21 Juni 2013

Walhi: Kebakaran Hutan Modus Investasi `Berasap`





Walhi: Kebakaran Hutan Modus Investasi `Berasap`


oleh Nurseffi Dwi Wahyuni
Posted: 21/06/2013 15:04

(Antara/Fachrozi Amri)
Liputan6.com, Jakarta : Kebakaran lahan harus dicegah. Apalagi disinyalir merupakan modus investasi 'berasap'.

"Kebakaran hutan di luar konsesi tidak tertutup juga kemungkinan kebakaran merupakan modus operandi pihak tertentu yang menginginkan lahan menjadi kritis, agar proses mendapatkan izin pelepasan kawasan hutan atau konsesi menjadi lebih cepat," kata Direktur Walhi (Wahana Lingkungan Hidup Indonesia) Jambi, Musri Nauli, dalam keterangan tertulis di Jakarta, Jumat (21/6/2013).

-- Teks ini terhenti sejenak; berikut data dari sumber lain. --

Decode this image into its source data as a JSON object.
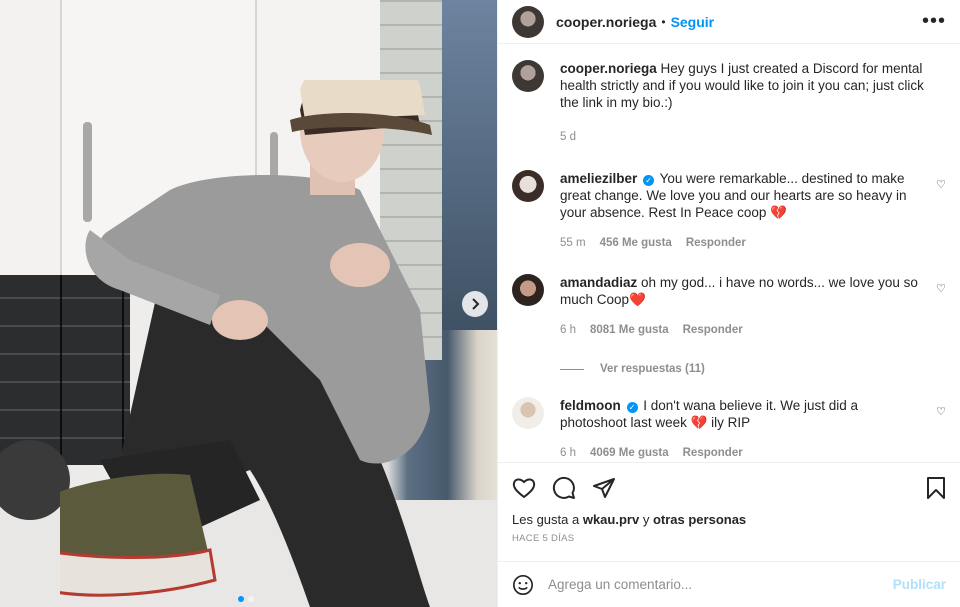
{
  "header": {
    "username": "cooper.noriega",
    "separator": "•",
    "follow_label": "Seguir",
    "more_label": "•••"
  },
  "caption": {
    "username": "cooper.noriega",
    "text": "Hey guys I just created a Discord for mental health strictly and if you would like to join it you can; just click the link in my bio.:)",
    "time": "5 d"
  },
  "comments": [
    {
      "username": "ameliezilber",
      "verified": true,
      "text": "You were remarkable... destined to make great change. We love you and our hearts are so heavy in your absence. Rest In Peace coop 💔",
      "time": "55 m",
      "likes": "456 Me gusta",
      "reply_label": "Responder"
    },
    {
      "username": "amandadiaz",
      "verified": false,
      "text": "oh my god... i have no words... we love you so much Coop❤️",
      "time": "6 h",
      "likes": "8081 Me gusta",
      "reply_label": "Responder",
      "view_replies": "Ver respuestas (11)"
    },
    {
      "username": "feldmoon",
      "verified": true,
      "text": "I don't wana believe it. We just did a photoshoot last week 💔 ily RIP",
      "time": "6 h",
      "likes": "4069 Me gusta",
      "reply_label": "Responder"
    }
  ],
  "likes_line": {
    "prefix": "Les gusta a",
    "user": "wkau.prv",
    "middle": "y",
    "others": "otras personas"
  },
  "date_label": "HACE 5 DÍAS",
  "add_comment": {
    "placeholder": "Agrega un comentario...",
    "post_label": "Publicar"
  },
  "carousel": {
    "current": 1,
    "total": 2
  },
  "colors": {
    "accent": "#0095f6",
    "muted": "#8e8e8e",
    "post_disabled": "#b2dffc"
  },
  "icons": [
    "heart-icon",
    "comment-icon",
    "share-icon",
    "bookmark-icon",
    "emoji-icon",
    "chevron-right-icon",
    "more-icon"
  ]
}
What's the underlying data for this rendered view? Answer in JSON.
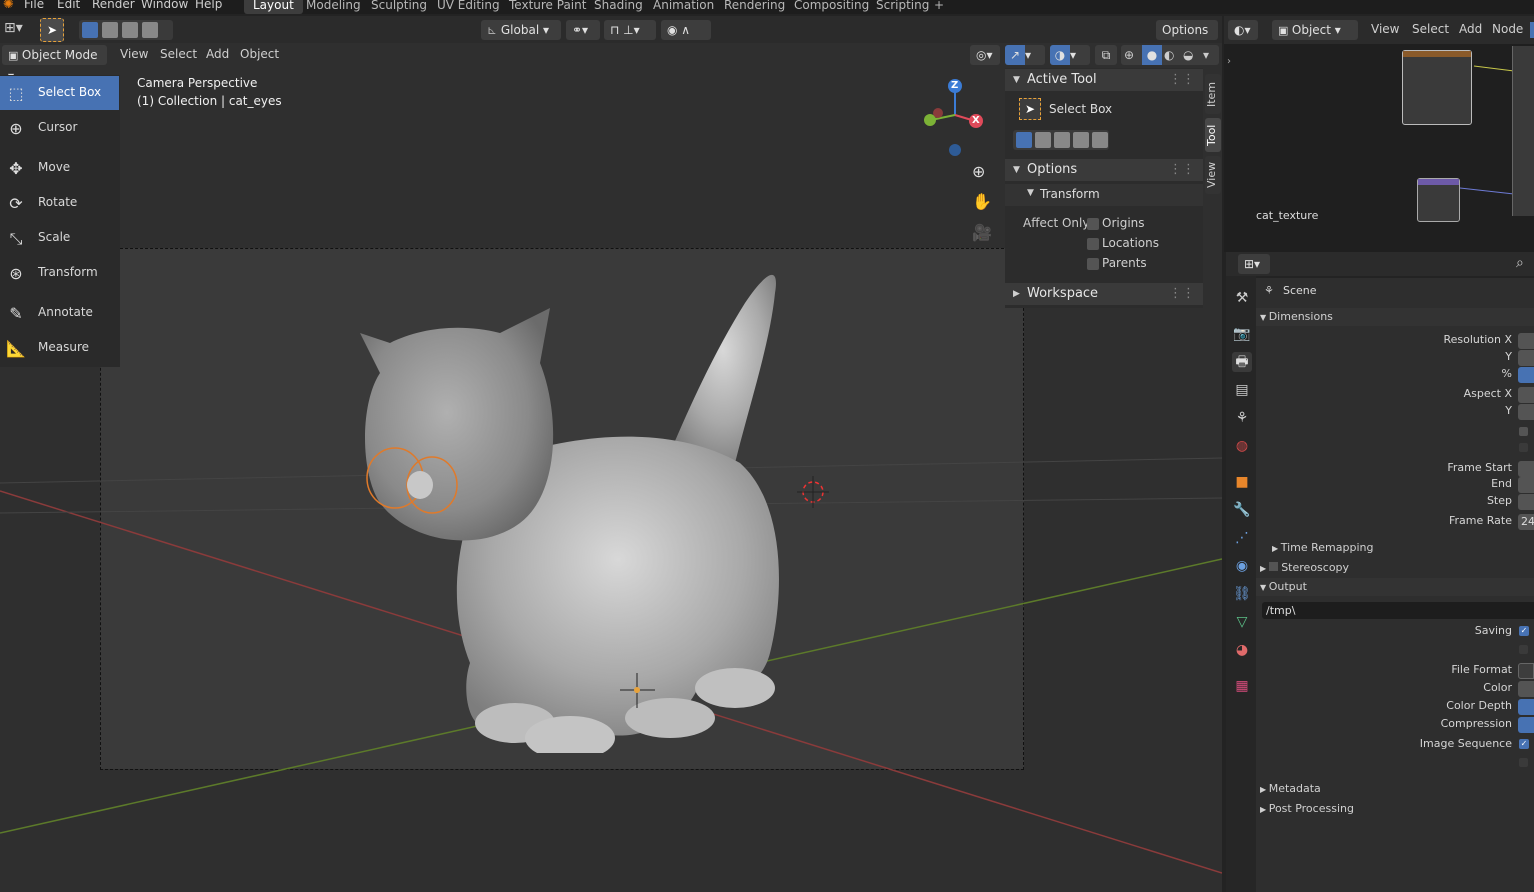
{
  "topmenu": {
    "items": [
      "File",
      "Edit",
      "Render",
      "Window",
      "Help"
    ]
  },
  "workspaces": [
    {
      "label": "Layout",
      "active": true
    },
    {
      "label": "Modeling"
    },
    {
      "label": "Sculpting"
    },
    {
      "label": "UV Editing"
    },
    {
      "label": "Texture Paint"
    },
    {
      "label": "Shading"
    },
    {
      "label": "Animation"
    },
    {
      "label": "Rendering"
    },
    {
      "label": "Compositing"
    },
    {
      "label": "Scripting"
    }
  ],
  "add_workspace": "+",
  "tool_header": {
    "orientation": "Global",
    "options": "Options"
  },
  "viewport_header": {
    "mode": "Object Mode",
    "menus": [
      "View",
      "Select",
      "Add",
      "Object"
    ]
  },
  "viewport": {
    "perspective": "Camera Perspective",
    "collection": "(1) Collection | cat_eyes"
  },
  "gizmo": {
    "z": "Z",
    "x": "X"
  },
  "tools": [
    {
      "label": "Select Box",
      "icon": "select-box-icon",
      "active": true
    },
    {
      "label": "Cursor",
      "icon": "cursor-icon"
    },
    {
      "label": "Move",
      "icon": "move-icon"
    },
    {
      "label": "Rotate",
      "icon": "rotate-icon"
    },
    {
      "label": "Scale",
      "icon": "scale-icon"
    },
    {
      "label": "Transform",
      "icon": "transform-icon"
    },
    {
      "label": "Annotate",
      "icon": "annotate-icon"
    },
    {
      "label": "Measure",
      "icon": "measure-icon"
    }
  ],
  "npanel": {
    "active_tool": "Active Tool",
    "select_box": "Select Box",
    "options": "Options",
    "transform": "Transform",
    "affect_only": "Affect Only",
    "origins": "Origins",
    "locations": "Locations",
    "parents": "Parents",
    "workspace": "Workspace",
    "tabs": [
      "Item",
      "Tool",
      "View"
    ]
  },
  "node_editor": {
    "type": "Object",
    "menus": [
      "View",
      "Select",
      "Add",
      "Node"
    ],
    "texture_label": "cat_texture"
  },
  "properties": {
    "scene": "Scene",
    "dimensions": "Dimensions",
    "resolution_x": "Resolution X",
    "y": "Y",
    "percent": "%",
    "aspect_x": "Aspect X",
    "frame_start": "Frame Start",
    "end": "End",
    "step": "Step",
    "frame_rate": "Frame Rate",
    "frame_rate_value": "24",
    "time_remapping": "Time Remapping",
    "stereoscopy": "Stereoscopy",
    "output": "Output",
    "output_path": "/tmp\\",
    "saving": "Saving",
    "file_format": "File Format",
    "color": "Color",
    "color_depth": "Color Depth",
    "compression": "Compression",
    "image_sequence": "Image Sequence",
    "metadata": "Metadata",
    "post_processing": "Post Processing"
  }
}
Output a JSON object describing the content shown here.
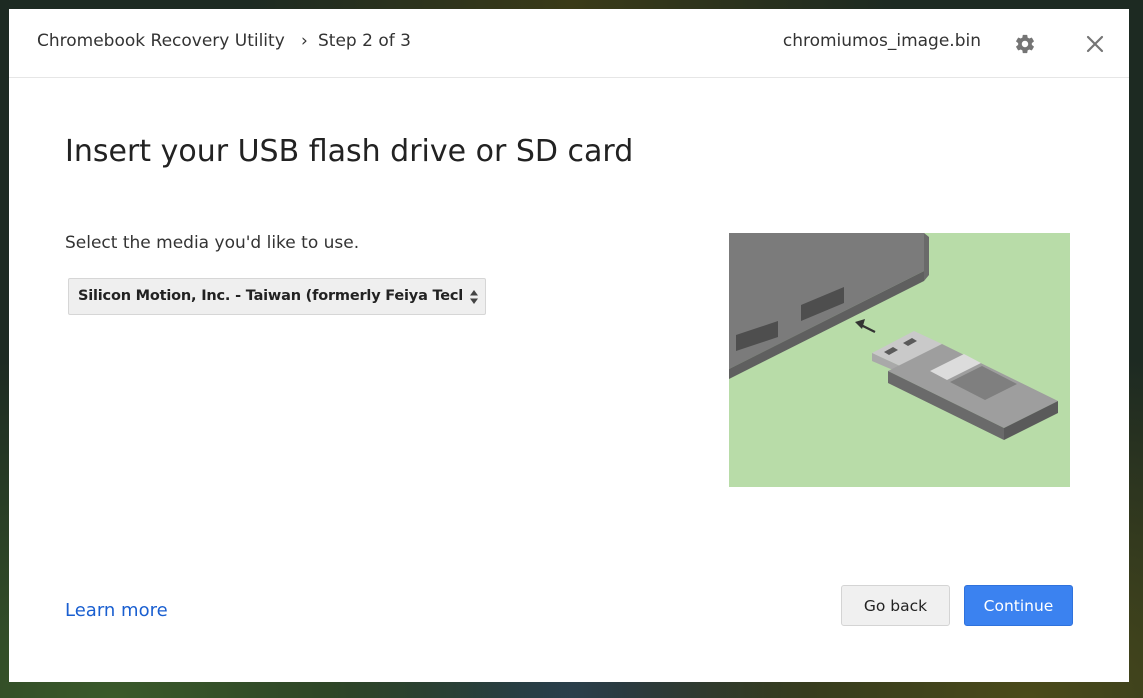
{
  "header": {
    "app_title": "Chromebook Recovery Utility",
    "separator": "›",
    "step": "Step 2 of 3",
    "file_name": "chromiumos_image.bin"
  },
  "icons": {
    "settings": "gear-icon",
    "close": "close-icon",
    "select_arrows": "up-down-arrows-icon"
  },
  "main": {
    "heading": "Insert your USB flash drive or SD card",
    "prompt": "Select the media you'd like to use.",
    "media_select": {
      "selected": "Silicon Motion, Inc. - Taiwan (formerly Feiya Technology Corp.)"
    }
  },
  "footer": {
    "learn_more": "Learn more",
    "back_label": "Go back",
    "continue_label": "Continue"
  },
  "colors": {
    "accent": "#3b82f0",
    "link": "#1a5fd0",
    "illustration_bg": "#b8dca8"
  }
}
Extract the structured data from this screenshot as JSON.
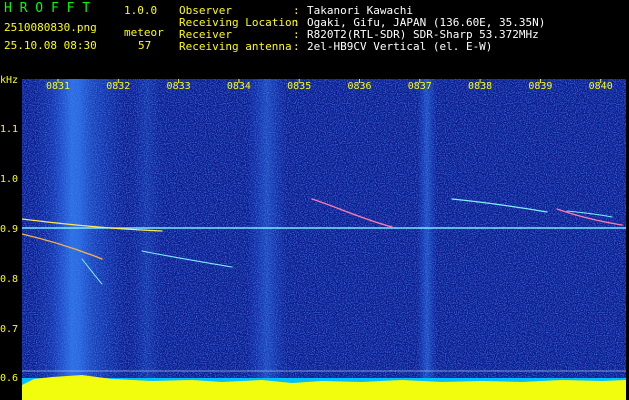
{
  "app": {
    "title": "H R O F F T",
    "version": "1.0.0",
    "filename": "2510080830.png",
    "datetime": "25.10.08 08:30",
    "meteor_label": "meteor",
    "meteor_count": "57"
  },
  "info": {
    "rows": [
      {
        "label": "Observer",
        "sep": ":",
        "value": "Takanori Kawachi"
      },
      {
        "label": "Receiving Location",
        "sep": ":",
        "value": "Ogaki, Gifu, JAPAN (136.60E, 35.35N)"
      },
      {
        "label": "Receiver",
        "sep": ":",
        "value": "R820T2(RTL-SDR) SDR-Sharp 53.372MHz"
      },
      {
        "label": "Receiving antenna",
        "sep": ":",
        "value": "2el-HB9CV Vertical (el. E-W)"
      }
    ]
  },
  "spectrogram": {
    "y_unit": "kHz",
    "y_ticks": [
      "1.1",
      "1.0",
      "0.9",
      "0.8",
      "0.7",
      "0.6"
    ],
    "x_ticks": [
      "0831",
      "0832",
      "0833",
      "0834",
      "0835",
      "0836",
      "0837",
      "0838",
      "0839",
      "0840"
    ],
    "colors": {
      "background": "#0a1a8c",
      "noise": "#1f4bd8",
      "trace": "#7ff0ff",
      "peak": "#ffff00",
      "baseline": "#00d8ff",
      "text": "#ffff00"
    }
  }
}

Terhadap kebakaran lahan di wilayah konsesi, lanjut dia, seharusnya pemerintah dapat mengambil sikap tegas dengan menggunakan UU Perkebunan dan UU Kehutanan untuk mencegah kebakaran lahan.

"Bisa atas kesengajaan pembakaran dan bisa juga karena kelalaian. Karena pihak yang mendapatkan izin penguasaan dan pengelolaan suatu wilayah harus bertanggung jawab terhadap kejadian di atas wilayah hak atau izinnya," sebut Musri.

Walhi menyebut kebakaran hutan sebagai investasi 'berasap' karena sudah melampaui daya tampung lingkungan. Bencana ekologis tak terkendali berasal dari perizinan yang juga tak terkendali.

Pengkampanye Hutan dan Perkebunan Skala Besar Walhi Nasional Zenzi Suhadi menambahkan, kebakaran hutan di Indonesia tidak bisa dilepaskan dari pola kebijakan peruntukan lahan dan hutan di Indonesia, sejak rezim HPH dimulai dan bergeser ke sektor perkebunan, HTI dan tambang, wilayah hutan hujan tropis Indonesia mengalami degradasi menjadi lahan kritis dan hutan sekunder.

"Hutan Indonesia yang seharusnya menjadi ekosistem komplek yang dapat mempertahankan kelembabannya, kehilangan banyak mata rantai siklus hidrologis, membuat hutan menjadi kering dan rentan terbakar, ditambah vegetasi hutan yang berubah menjadi lahan sekunder dan kritis didominasi tumbuhan perintis dan semak yang padat semakin meningkatkan risiko kebakaran," tutur Zenzi.

Kebakaran rutin hutan satu dekade ini, menurut dia, tidak saja dikarenakan perubahan mata rantai ekologis, tetapi juga dipengaruhi oleh unsur kesengajaan pelaku usaha perkebunan skala besar dalam pembukaan lahan, dan kelalaian pelaku usaha industri pulp and paper dalam menjalankan tata kelola produksi dan lingkungan.

"Bencana ekologis yang tidak terkendali pasti berasal dari proses pengeluaran izin penguasaan wilayah tidak terkendali," sebut Zenzi.

Direktur Eksekutif Walhi Riau Rico Kurniawan menyatakan, dari 300-an titik api yang terjadi di Riau tahun ini justru dari wilayah konsesi HTI dan wilayah perkebunan.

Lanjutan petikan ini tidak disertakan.